Simulation & Optimization Team, Sandbox AQ, Palo Alto, CA 94301.
Sandbox Alphabet X, The Moonshot Factory, Mountain View, CA 94043.
Proc Natl Acad Sci U S A. 2022 Aug 16;119(33):e2122762119. doi: 10.1073/pnas.2122762119. Epub 2022 Aug 8.
We have repurposed Google tensor processing units (TPUs), application-specific chips developed for machine learning, into large-scale dense linear algebra supercomputers. The TPUs' fast intercore interconnects (ICIs), physically two-dimensional network topology, and high-bandwidth memory (HBM) permit distributed matrix multiplication algorithms to rapidly become computationally bound. In this regime, the matrix-multiply units (MXUs) dominate the runtime, yielding impressive scaling, performance, and raw size: Operating in float32 precision, a full 2,048-core pod of third-generation TPUs can multiply two matrices with linear size [Formula: see text] in about 2 min. Via curated algorithms emphasizing large, single-core matrix multiplications, other tasks in dense linear algebra can similarly scale. As examples, we present 1) QR decomposition; 2) resolution of linear systems; and 3) the computation of matrix functions by polynomial iteration, demonstrated by the matrix polar factorization.
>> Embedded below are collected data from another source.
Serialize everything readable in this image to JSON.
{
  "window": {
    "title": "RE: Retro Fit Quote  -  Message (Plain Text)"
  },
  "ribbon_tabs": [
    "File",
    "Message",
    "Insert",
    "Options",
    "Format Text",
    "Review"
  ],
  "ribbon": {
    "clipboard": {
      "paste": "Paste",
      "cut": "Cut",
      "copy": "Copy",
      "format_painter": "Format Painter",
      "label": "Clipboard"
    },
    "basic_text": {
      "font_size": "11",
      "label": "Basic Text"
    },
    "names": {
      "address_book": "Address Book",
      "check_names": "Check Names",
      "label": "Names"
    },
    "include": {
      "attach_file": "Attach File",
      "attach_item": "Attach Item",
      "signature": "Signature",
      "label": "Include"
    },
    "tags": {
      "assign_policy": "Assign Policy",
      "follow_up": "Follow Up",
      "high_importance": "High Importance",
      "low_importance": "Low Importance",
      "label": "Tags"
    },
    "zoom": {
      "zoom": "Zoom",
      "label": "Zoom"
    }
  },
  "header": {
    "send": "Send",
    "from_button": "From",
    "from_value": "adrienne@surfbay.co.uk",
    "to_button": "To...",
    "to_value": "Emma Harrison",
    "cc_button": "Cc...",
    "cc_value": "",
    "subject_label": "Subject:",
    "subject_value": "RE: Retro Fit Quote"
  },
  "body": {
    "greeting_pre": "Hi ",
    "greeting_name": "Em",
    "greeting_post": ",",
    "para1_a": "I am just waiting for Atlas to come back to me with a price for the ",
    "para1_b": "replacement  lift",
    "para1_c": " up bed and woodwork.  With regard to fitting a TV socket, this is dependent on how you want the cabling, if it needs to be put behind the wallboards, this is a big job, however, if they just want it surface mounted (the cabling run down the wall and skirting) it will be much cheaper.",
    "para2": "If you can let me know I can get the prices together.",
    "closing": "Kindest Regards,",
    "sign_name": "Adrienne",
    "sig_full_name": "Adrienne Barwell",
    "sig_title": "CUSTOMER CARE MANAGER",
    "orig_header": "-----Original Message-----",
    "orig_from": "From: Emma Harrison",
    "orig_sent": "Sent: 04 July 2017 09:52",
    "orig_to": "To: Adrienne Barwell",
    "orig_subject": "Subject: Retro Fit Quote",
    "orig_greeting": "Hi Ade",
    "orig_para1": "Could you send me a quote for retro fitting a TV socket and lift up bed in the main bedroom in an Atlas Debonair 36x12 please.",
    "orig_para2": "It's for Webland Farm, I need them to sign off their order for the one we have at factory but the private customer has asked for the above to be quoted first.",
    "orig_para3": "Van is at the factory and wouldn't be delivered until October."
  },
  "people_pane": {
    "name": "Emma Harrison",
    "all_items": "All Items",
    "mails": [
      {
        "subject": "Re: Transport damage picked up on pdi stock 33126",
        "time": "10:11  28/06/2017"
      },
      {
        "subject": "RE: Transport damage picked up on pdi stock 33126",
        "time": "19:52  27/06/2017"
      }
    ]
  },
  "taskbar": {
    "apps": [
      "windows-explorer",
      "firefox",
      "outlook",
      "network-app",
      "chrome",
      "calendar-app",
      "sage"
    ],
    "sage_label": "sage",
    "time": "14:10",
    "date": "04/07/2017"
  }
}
我们已经将谷歌张量处理单元(TPU)重新用于大规模密集线性代数超级计算机,TPU 是专为机器学习开发的专用芯片。TPU 的快速核间互连(ICI)、物理二维网络拓扑结构和高带宽内存(HBM)允许分布式矩阵乘法算法迅速成为计算限制。在这种情况下,矩阵乘法单元(MXU)占据了运行时间,产生了令人印象深刻的扩展、性能和原始大小:在 float32 精度下,一个完整的第三代 TPU 2048 核的 pod 可以在大约 2 分钟内乘以两个大小为 [公式:见正文] 的矩阵。通过强调大型单核矩阵乘法的精心设计的算法,密集线性代数中的其他任务也可以进行类似的扩展。作为示例,我们展示了 1)QR 分解;2)线性方程组的求解;3)通过多项式迭代计算矩阵函数,以矩阵极分解为例。